Wednesday, June 9, 2010

Says who?

Geoffrey K. Pullum at Language Log surmises that The New Yorker has a policy against putting said and the like before the subject, no matter the length of the subject. Says Pullum,

The New Yorker apparently has a house-style prohibition on (if I may use the technical terms employed in The Cambridge Grammar of the English Language) subject postposing in a parenthetical report frame for directly reported speech, even when the quoted speech is preposed.
He cites this quotation, which I haven't verified:
"He used to have this great, dignified passion to him," Christopher Hitchens, who, until his own political change of heart, defended Chomsky, says. (Larissa MacFarquhar, "The devil's accountant", The New Yorker, March 31, 2003, p.67, column 2.)
Obviously--so obviously that I feel silly pointing it out--this sentence could be made into a much easier read. As Pullum points out
the New Yorker's fierce and unyielding house style code will not allow the subject to be postposed, to yield what could have been a perfectly acceptable sentence:
"He used to have this great, dignified passion to him," says Christopher Hitchens, who, until his own political change of heart, defended Chomsky.
(Here I note that Pullum is inconsistent on whether "the" should be treated as part of the title of the magazine. In work, I need to notice this stuff, but in real life I passionately don't care about it. I mention it for the sake of my professional cred.)

I bring this whole thing up for a few reasons. First, it's interesting (if you're interested in this stuff, which I am). Second, obviously, if we come across this sort of antipostpositional nonsense in our work, we need to correct it (not that it's incorrect--it's just nonreadable). The third thing is less obvious and much more important. Early on, Pullum says the magazine "apparently has a house-style prohibition on...subject postposing." Later, he says the mag's "fierce and unyielding house style code will not allow the subject to be postposed." This is very seriously non-OK, and it happens a lot in the scholarly stuff we edit. Some new information is suggestive of something or other blah blah yuck yuck, and therefore whatever. We need to protest when the author of a work we're editing magically goes from suggestivity and apparentness to a solid "therefore," or, as in this case, forgets that something is merely apparent. I mean, right, we should make the protest look like a query. And they may say, incorrectly, that it's fine. But we need to do our job.
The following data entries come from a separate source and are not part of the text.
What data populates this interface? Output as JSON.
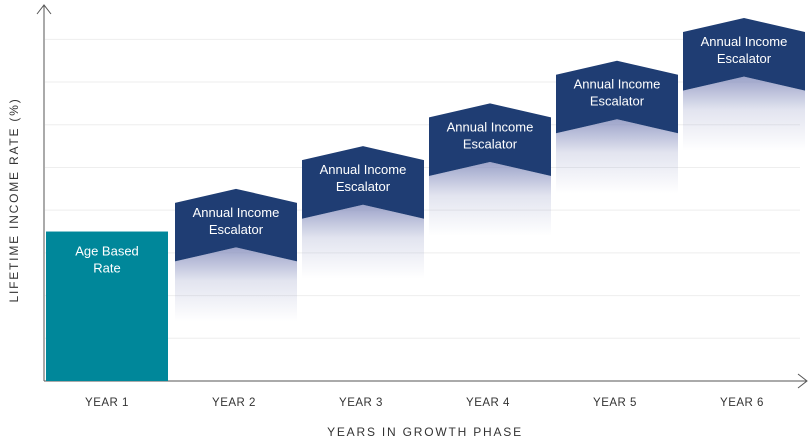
{
  "chart_data": {
    "type": "bar",
    "ylabel": "LIFETIME INCOME RATE (%)",
    "xlabel": "YEARS IN GROWTH PHASE",
    "categories": [
      "YEAR 1",
      "YEAR 2",
      "YEAR 3",
      "YEAR 4",
      "YEAR 5",
      "YEAR 6"
    ],
    "base": {
      "label_line1": "Age Based",
      "label_line2": "Rate",
      "value": 3.5
    },
    "escalators": [
      {
        "category": "YEAR 2",
        "line1": "Annual Income",
        "line2": "Escalator",
        "bottom": 2.8,
        "top": 4.5
      },
      {
        "category": "YEAR 3",
        "line1": "Annual Income",
        "line2": "Escalator",
        "bottom": 3.8,
        "top": 5.5
      },
      {
        "category": "YEAR 4",
        "line1": "Annual Income",
        "line2": "Escalator",
        "bottom": 4.8,
        "top": 6.5
      },
      {
        "category": "YEAR 5",
        "line1": "Annual Income",
        "line2": "Escalator",
        "bottom": 5.8,
        "top": 7.5
      },
      {
        "category": "YEAR 6",
        "line1": "Annual Income",
        "line2": "Escalator",
        "bottom": 6.8,
        "top": 8.5
      }
    ],
    "ylim": [
      0,
      8.5
    ],
    "grid": true,
    "colors": {
      "base": "#00879a",
      "escalator": "#1f3d73",
      "fade": "#8b93c0",
      "axis": "#555555",
      "grid": "#eeeeee",
      "text": "#333333"
    }
  }
}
I realize Pullum may have been quasi-jokey when writing about the "fierce and unyielding house style code." But in editing scholarly books, this is a joke we need to be humorless about.

THE NEXT MORNING
Well, of course what Pullum did was probably OK. My point was that we need to be vigilant about maybe's that morph into defintely's. I actually do think that Pullum's was better than harmless--it was downright OK. But it would be non-OK for someone in our trade to not notice it and not at least be given pause by it.
MAJOR EMBARRASSMENT FOR THE MIKESTER (VIZ, ME)
Note two of the phrases in the previous paragraph. "What Pullum did was probably OK...I actually do think that Pullum's was better than harmless--it was downright OK." I noticed this in reviewing the paragraph and decided to keep it as an object lesson. It's hard not to fall into this trap, but we editors of scholarly material need to be on the lookout for it. And any of my colleagues who didn't notice what I did should consider finding honest work instead of what we do.